Properly Configuring CloudFlare

Please forgive me as I’m new to working with VPS hosts.

I’m running CentOS 7.9 with WHM/cPanel. I’m trying to configure authenticated origin pulls with Cloudflare, and force all requests to go through CloudFlares network with .htaccess “Require ip”. I generated an origin server SSL certificate on Cloudflare and installed it on WHM and cPanel (not sure if I was supposed to only install it on just WHM, or just cPanel, or both). I downloaded the Cloudflare specific CA (authenticated_origin_pull_ca.pem) and put it in /etc/Cloudflare/authenticated_origin_pull_ca.pem. In WHM I added the following to Server Configuration > Apache Configuration > Include Editor > Pre Main Include (Global)

SSLVerifyClient require
SSLVerifyDepth 1
SSLCACertificateFile /etc/cloudflare/authenticated_origin_pull_ca.pem

After restarting Apache, I get 502 Bad Gateway.

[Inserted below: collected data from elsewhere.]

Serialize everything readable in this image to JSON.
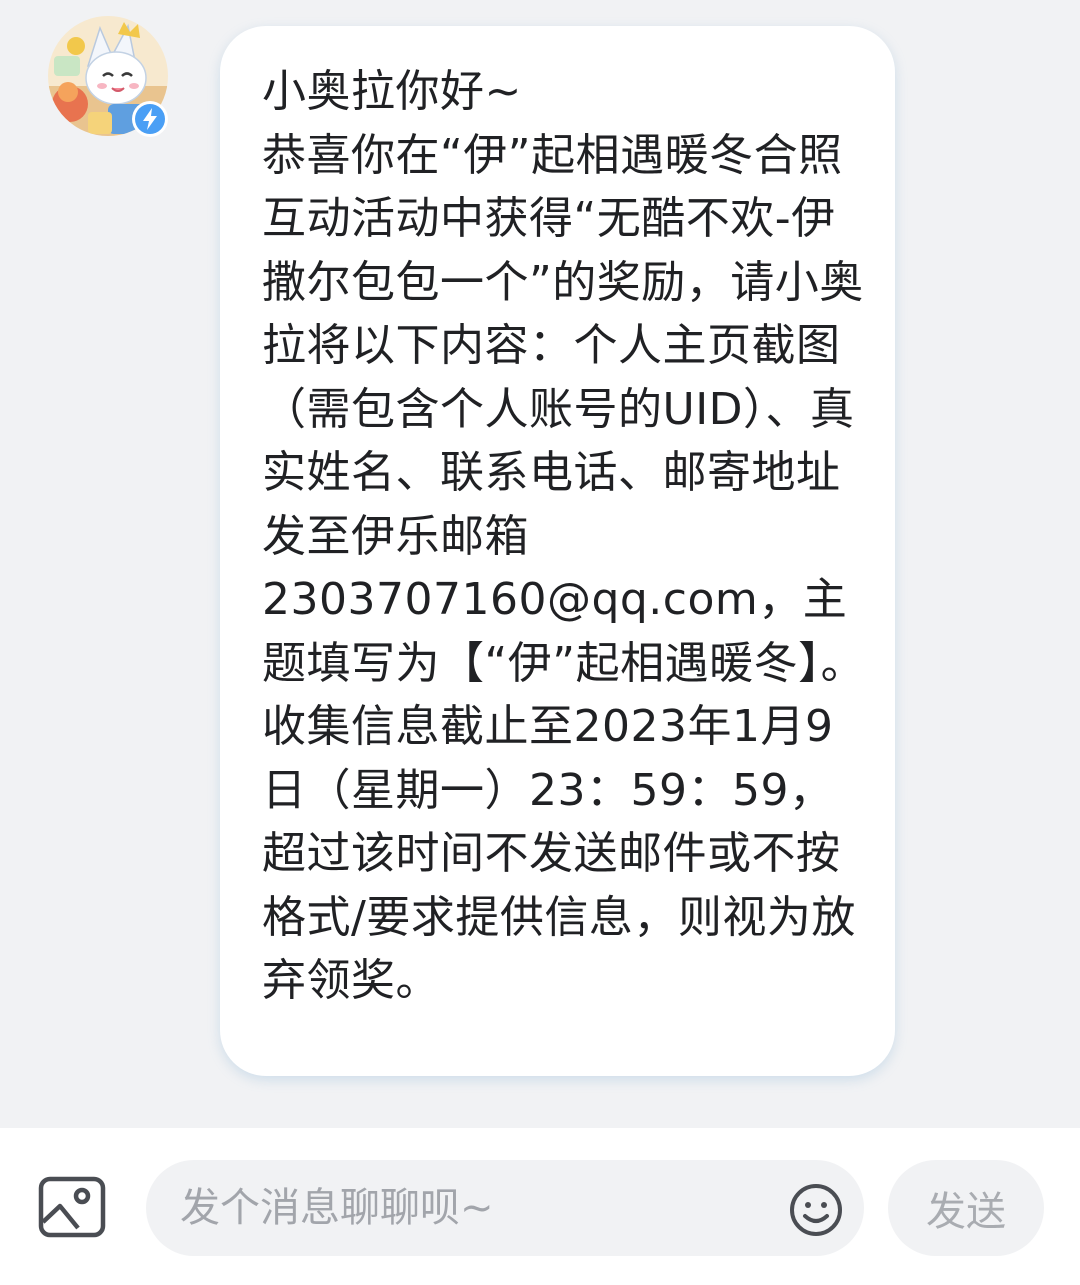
{
  "chat": {
    "sender_avatar": "cat-mascot-avatar",
    "verified_badge_icon": "lightning-badge-icon",
    "message": {
      "text": "小奥拉你好~\n恭喜你在“伊”起相遇暖冬合照互动活动中获得“无酷不欢-伊撒尔包包一个”的奖励，请小奥拉将以下内容：个人主页截图（需包含个人账号的UID）、真实姓名、联系电话、邮寄地址发至伊乐邮箱\n2303707160@qq.com，主题填写为【“伊”起相遇暖冬】。收集信息截止至2023年1月9日（星期一）23：59：59，超过该时间不发送邮件或不按格式/要求提供信息，则视为放弃领奖。"
    }
  },
  "input_bar": {
    "image_icon": "image-icon",
    "placeholder": "发个消息聊聊呗~",
    "emoji_icon": "emoji-icon",
    "send_label": "发送"
  },
  "colors": {
    "background": "#f1f2f4",
    "bubble": "#ffffff",
    "text": "#202124",
    "placeholder": "#a2a5ab",
    "badge": "#4a9ff5"
  }
}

I tried adding the “Require zip XXX.XXX.XXX.XXX” rules to .htaccess and uploaded that to public_html on the cPanel FTP.

In Cloudflare I have SSL/TLS encryption mode set to “Full”, and Authenticated Origin Pulls enabled.

Any ideas on what I’m messing up here? Any help is greatly appreciated

I think that 502 error means your server was unable to validate Cloudflare’s client certificate. I think that means your server failed to read the SSLCACertificateFile.

First, make sure the path you specified is correct. In your explanation you have a capital C on Cloudflare but in your config it’s lowercase. Unix filesystems are case-sensitive so make sure that matches, and otherwise that the path is right.

If the path is right–did you do a full restart of Apache or just a config reload? Apache sometimes needs a full restart to pick up a new certificate.

Finally, and probably the correct answer, for the config you pasted in, what context is it in, in your httpd.conf? The SSLCACertificateFile directive must be either in the top-level server config, or at the top level of a virtual host config. It cannot be in a <Directory> or <Location> or in an .htaccess file.

1 Like

As for the capitalization thing - That was a typo when writing this post. The capitalization is correct in the config files. I tried adding the rules via WHM’s include editor for Apache. I tried Pre Main Include, Pre VirtualHost Include, and Post VirtualHost include. Alternatively, I tried editing /etc/apache2/conf/httpd.conf and adding the rules there. The file/directory is correct because WHM will return an error if the file cannot be found on the server when adding the rules. Finally, yes, I did restart Apache after adding the rules.

1 Like

Check your server’s error log (probably /var/log/apache2/error.log) at the time the error happens.

From what I can tell, there’s nothing of value in the error.log file. It’s only indicating the shutdowns in between me testing around with the httpd.conf, and rebuilding/restarting Apache. I took a few Cloudflare ray ID’s and tried to look them up in the WAF logs, but none match the logs. I’ve contacted my VPS host, and they have no clue.